Uitspraak Rechtbank Rotterdam
In deze zaak ging het om een medewerker in de functie van expediteur in de vervoersbranche. Deze medewerker was verantwoordelijk voor het organiseren van het verzenden van goederen op grote schaal. De werknemer nam in mei 2018 ontslag om bij de directe concurrent dezelfde werkzaamheden te verrichten. Met deze werknemer was een concurrentiebeding overeengekomen waarin is bepaald dat hij - kort gezegd – voor een periode van twee jaar binnen Nederland geen gelijksoortige werkzaamheden mag verrichten. Er is een boetebeding in de arbeidsovereenkomst opgenomen. Er is een eenmalige boete van € 2.000,- en een boete van € 200,- voor iedere dag dat de overtreding voortduurt. De werkgever ontdekt dat de werknemer bij de directe concurrent in dienst is getreden. Daarna wijst de werkgever de werknemer in augustus 2018 schriftelijk op de geconstateerde overtreding van het concurrentiebeding.

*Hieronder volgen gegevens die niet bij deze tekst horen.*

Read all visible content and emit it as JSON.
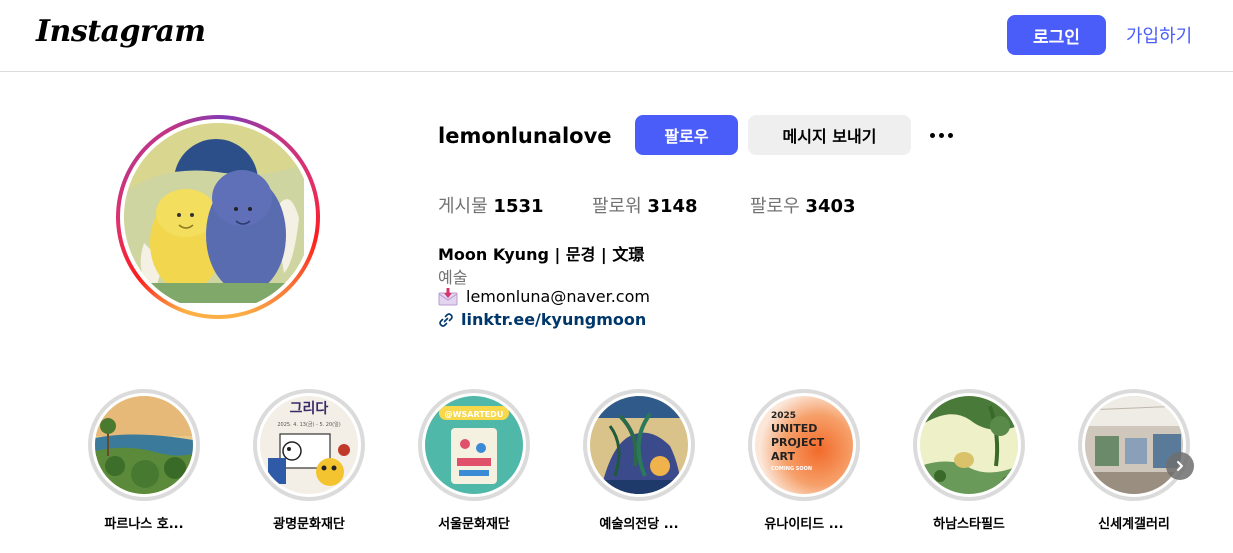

De werkgever waarschuwt de werknemer voor de boete. Toch besluit de werknemer zijn concurrerende werkzaamheden voort te zetten. Partijen voeren in februari 2019 een procedure in kort geding. Uit deze uitspraak blijkt niet wat de uitkomst was van de procedure in kort geding, maar ik vermoed dat het verzoek van werkgever om staking van de concurrerende werkzaamheden is afgewezen. De voormalig werknemer blijft zijn concurrerende werkzaamheden namelijk uitvoeren. In juni 2020 (anderhalf jaar na de uitspraak in kort geding) start de werkgever een bodemprocedure. Het concurrentiebeding gold voor twee  jaar en is inmiddels afgelopen. De werkgever vordert onder andere dat de verschuldigde boete voor overtreding van het concurrentiebeding alsnog wordt voldaan. De vordering van werkgever maximeert zij tot één jaar. De werkgever krijgt in deze procedure alsnog haar gelijk. De kantonrechter oordeelt dat de ex-werknemer twee jaar lang het concurrentiebeding heeft overtreden. Omdat de werkgever de boete zelf heeft gematigd tot één jaar, moet werknemer € 2.000,- plus 249 (dagen) x € 200,- betalen. De boete voor overtreding van het concurrentiebeding bedraagt in totaal € 51.800,- De rechter neemt in zijn overwegingen vrij snel aan dat sprake is van concurrentie. Hij overweegt het volgende: ‘De voormalig werknemer bedient’ dezelfde klanten op dezelfde markt. Zoveel is duidelijk’.
Geen matiging boete
De kantonrechter ziet geen reden om de boete te matigen. Hij overweegt dat het weliswaar een flink bedrag is, ‘maar het concurrentiebeding is niet voor niets overeengekomen.’ De werknemer had zich simpelweg moeten houden aan het concurrentiebeding. Volgen de kantonrechter moet een werknemer een boete wel ‘voelen’, anders heeft het weinig zin deze aan een concurrentiebeding te verbinden.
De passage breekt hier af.